To Conservative cries of "shame on you!", the Labour leader warned that "we all pay a price in public safety" for spending cuts.

A fortnight after the Grenfell Tower fire erupted, the tragedy continues to cast a shadow over British politics. Rather than probing Theresa May on the DUP deal, Jeremy Corbyn asked a series of forensic questions on the incident, in which at least 79 people are confirmed to have died.

In the first PMQs of the new parliament, May revealed that the number of buildings that had failed fire safety tests had risen to 120 (a 100 per cent failure rate) and that the cladding used on Grenfell Tower was "non-compliant" with building regulations (Corbyn had asked whether it was "legal").

After several factual questions, the Labour leader rose to his political argument.
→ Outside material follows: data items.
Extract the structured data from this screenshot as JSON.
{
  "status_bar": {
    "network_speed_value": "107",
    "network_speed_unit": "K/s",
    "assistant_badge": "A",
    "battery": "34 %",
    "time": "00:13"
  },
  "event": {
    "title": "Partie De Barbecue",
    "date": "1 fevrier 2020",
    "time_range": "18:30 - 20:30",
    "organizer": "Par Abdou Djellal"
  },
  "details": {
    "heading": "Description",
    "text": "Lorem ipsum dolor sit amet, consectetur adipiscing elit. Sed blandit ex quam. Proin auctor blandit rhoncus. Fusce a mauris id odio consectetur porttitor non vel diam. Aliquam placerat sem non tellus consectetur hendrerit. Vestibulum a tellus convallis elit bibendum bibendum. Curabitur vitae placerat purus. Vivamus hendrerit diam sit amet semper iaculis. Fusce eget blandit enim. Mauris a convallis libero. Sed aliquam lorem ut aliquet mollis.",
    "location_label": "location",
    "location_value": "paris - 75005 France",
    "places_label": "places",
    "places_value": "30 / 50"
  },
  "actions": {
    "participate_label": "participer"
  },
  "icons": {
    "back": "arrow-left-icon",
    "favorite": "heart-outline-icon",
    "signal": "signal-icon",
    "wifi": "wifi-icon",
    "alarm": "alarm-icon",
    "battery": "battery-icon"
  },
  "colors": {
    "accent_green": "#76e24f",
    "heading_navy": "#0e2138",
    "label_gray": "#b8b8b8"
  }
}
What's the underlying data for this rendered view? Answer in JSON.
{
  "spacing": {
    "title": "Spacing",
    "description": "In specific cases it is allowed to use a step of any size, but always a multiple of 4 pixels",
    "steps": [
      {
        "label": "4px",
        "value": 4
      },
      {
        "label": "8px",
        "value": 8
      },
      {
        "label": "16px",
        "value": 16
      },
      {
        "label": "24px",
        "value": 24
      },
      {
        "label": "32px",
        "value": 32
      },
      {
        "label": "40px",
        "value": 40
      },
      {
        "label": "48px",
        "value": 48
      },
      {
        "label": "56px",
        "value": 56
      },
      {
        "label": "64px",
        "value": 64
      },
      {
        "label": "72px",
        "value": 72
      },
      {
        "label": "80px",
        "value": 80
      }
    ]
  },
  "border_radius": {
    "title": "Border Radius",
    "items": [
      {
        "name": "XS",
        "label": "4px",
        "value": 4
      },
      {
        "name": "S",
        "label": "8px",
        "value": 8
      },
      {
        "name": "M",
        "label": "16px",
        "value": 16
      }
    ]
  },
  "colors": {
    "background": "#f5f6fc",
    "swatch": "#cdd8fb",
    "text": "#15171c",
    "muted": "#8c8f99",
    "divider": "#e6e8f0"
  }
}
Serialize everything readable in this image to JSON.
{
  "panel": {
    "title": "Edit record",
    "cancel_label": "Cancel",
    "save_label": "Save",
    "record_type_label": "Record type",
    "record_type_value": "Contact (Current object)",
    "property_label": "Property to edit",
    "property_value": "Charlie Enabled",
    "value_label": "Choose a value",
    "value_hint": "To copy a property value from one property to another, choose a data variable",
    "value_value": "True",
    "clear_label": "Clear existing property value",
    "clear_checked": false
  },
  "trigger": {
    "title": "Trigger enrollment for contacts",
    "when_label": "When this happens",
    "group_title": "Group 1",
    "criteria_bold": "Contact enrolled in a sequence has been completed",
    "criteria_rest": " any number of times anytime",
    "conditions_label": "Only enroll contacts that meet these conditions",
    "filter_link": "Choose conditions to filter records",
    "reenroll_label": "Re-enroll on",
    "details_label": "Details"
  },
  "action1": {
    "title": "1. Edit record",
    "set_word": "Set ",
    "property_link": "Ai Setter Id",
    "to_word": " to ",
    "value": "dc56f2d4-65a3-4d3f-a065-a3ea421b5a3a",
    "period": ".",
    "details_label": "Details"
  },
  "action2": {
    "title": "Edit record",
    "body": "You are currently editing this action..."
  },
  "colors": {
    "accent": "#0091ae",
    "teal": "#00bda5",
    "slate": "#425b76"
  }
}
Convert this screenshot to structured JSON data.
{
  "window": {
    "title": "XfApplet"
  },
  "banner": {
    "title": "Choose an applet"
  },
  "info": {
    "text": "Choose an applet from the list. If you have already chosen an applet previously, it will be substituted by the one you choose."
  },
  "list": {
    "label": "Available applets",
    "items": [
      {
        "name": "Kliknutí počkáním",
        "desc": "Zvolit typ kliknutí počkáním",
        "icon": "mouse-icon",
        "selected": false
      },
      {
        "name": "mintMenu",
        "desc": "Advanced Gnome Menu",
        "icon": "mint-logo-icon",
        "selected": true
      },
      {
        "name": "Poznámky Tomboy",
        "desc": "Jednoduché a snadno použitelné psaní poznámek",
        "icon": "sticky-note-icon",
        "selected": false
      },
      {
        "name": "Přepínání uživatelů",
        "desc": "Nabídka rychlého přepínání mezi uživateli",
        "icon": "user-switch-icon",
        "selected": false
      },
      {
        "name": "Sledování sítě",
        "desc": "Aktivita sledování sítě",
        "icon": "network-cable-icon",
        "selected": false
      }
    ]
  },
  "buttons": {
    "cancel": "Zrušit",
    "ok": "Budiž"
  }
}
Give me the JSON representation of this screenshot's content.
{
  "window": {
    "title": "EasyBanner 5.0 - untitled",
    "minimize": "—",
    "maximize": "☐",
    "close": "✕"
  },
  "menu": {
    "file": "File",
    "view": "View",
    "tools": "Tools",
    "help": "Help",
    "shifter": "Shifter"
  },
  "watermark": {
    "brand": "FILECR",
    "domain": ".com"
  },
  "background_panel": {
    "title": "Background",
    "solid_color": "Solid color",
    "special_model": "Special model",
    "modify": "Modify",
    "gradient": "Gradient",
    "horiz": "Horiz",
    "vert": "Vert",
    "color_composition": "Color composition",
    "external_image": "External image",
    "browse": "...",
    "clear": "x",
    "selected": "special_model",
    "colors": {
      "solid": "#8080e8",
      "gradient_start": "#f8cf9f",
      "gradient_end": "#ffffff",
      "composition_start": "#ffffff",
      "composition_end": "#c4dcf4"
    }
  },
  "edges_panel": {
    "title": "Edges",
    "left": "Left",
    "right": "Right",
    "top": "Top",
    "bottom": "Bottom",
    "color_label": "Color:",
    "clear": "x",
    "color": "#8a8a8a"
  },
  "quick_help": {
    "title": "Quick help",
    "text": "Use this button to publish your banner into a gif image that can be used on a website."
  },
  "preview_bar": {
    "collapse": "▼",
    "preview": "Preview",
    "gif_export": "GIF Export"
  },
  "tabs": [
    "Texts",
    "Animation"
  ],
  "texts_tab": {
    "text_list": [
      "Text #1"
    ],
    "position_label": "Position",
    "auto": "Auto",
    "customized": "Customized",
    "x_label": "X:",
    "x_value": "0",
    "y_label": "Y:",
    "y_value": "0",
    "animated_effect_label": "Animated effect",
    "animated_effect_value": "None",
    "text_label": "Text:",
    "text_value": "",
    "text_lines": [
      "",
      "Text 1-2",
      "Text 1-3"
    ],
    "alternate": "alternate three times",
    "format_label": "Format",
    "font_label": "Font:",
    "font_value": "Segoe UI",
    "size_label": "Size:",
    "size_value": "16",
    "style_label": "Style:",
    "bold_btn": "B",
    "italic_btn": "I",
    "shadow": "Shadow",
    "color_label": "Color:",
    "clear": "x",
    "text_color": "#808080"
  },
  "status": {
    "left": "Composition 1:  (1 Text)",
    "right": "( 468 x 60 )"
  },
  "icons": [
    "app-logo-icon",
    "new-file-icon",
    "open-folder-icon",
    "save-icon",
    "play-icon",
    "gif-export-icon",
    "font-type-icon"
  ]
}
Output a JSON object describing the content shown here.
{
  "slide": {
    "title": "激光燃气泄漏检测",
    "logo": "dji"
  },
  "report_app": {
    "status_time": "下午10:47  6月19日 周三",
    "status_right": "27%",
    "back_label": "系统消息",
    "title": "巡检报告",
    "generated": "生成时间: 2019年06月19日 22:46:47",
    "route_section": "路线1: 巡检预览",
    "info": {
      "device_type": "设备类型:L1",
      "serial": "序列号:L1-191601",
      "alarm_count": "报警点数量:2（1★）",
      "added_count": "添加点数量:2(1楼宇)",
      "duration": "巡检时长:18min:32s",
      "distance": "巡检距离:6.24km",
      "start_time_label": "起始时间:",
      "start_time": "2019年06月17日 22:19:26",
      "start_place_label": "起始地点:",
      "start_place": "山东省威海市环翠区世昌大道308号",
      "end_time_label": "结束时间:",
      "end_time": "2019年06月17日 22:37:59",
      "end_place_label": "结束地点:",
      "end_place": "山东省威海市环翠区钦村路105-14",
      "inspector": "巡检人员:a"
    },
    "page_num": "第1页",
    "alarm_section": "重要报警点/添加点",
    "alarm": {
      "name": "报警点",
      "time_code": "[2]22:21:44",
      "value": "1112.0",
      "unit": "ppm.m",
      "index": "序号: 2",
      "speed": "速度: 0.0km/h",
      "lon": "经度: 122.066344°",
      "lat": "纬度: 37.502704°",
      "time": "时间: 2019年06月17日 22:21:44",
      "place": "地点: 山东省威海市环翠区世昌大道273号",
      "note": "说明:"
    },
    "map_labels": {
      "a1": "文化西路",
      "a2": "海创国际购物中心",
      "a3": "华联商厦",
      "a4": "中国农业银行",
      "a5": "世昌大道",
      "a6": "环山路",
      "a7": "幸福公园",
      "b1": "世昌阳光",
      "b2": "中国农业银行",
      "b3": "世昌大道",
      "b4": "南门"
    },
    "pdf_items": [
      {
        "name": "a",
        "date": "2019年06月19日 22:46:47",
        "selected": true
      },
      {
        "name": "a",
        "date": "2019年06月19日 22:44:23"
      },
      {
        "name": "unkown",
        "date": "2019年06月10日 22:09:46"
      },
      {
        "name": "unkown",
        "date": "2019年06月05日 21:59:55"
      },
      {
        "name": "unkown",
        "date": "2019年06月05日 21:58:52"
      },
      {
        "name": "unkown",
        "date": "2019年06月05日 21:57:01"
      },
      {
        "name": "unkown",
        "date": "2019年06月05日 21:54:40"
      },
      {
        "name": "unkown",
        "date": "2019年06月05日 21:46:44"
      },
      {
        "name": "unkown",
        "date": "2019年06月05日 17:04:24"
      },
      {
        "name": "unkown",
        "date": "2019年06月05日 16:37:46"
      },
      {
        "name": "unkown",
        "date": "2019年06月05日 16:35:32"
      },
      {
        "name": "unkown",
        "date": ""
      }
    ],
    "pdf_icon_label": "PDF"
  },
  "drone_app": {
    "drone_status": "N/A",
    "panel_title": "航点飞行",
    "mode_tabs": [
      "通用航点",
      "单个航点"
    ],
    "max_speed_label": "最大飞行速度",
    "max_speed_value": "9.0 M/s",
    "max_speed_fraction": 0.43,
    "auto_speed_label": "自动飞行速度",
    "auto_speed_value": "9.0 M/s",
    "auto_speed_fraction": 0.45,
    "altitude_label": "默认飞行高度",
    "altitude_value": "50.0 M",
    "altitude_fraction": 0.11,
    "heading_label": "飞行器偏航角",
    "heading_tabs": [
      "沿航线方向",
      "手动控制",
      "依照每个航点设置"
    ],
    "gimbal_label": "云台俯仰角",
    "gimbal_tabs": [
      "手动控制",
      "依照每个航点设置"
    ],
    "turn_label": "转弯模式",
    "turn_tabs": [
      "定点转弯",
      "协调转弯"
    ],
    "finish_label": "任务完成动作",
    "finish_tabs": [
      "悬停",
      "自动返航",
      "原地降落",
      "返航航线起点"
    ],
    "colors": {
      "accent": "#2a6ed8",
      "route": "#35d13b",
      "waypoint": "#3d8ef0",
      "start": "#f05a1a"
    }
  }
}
To cries of "shame on you!" from Tory MPs, he warned that local authority cuts of 40 per cent meant "we all pay a price in public safety". Corbyn added: “What the tragedy of Grenfell Tower has exposed is the disastrous effects of austerity. The disregard for working-class communities, the terrible consequences of deregulation and cutting corners." Corbyn noted that 11,000 firefighters had been cut and that the public sector pay cap (which Labour has tabled a Queen's Speech amendment against) was hindering recruitment. "This disaster must be a wake-up call," he concluded.

But May, who fared better than many expected, had a ready retort. "The cladding of tower blocks did not start under this government, it did not start under the previous coalition governments, the cladding of tower blocks began under the Blair government," she said. “In 2005 it was a Labour government that introduced the regulatory reform fire safety order which changed the requirements to inspect a building on fire safety from the local fire authority to a 'responsible person'." In this regard, however, Corbyn's lack of frontbench experience is a virtue – no action by the last Labour government can be pinned on him. 

Whether or not the Conservatives accept the link between Grenfell and austerity, their reluctance to defend continued cuts shows an awareness of how politically vulnerable they have become (No10 has announced that the public sector pay cap is under review).

Though Tory MP Philip Davies accused May of having an "aversion" to policies "that might be popular with the public" (he demanded the abolition of the 0.7 per cent foreign aid target), there was little dissent from the backbenches – reflecting the new consensus that the Prime Minister is safe (in the absence of an attractive alternative).

And May, whose jokes sometimes fall painfully flat, was able to accuse Corbyn of saying "one thing to the many and another thing to the few" in reference to his alleged Trident comments to Glastonbury festival founder Michael Eavis. But the Labour leader, no longer looking fearfully over his shoulder, displayed his increased authority today. Though the Conservatives may jeer him, the lingering fear in Tory minds is that they and the country are on divergent paths. 

George Eaton is political editor of the New Statesman.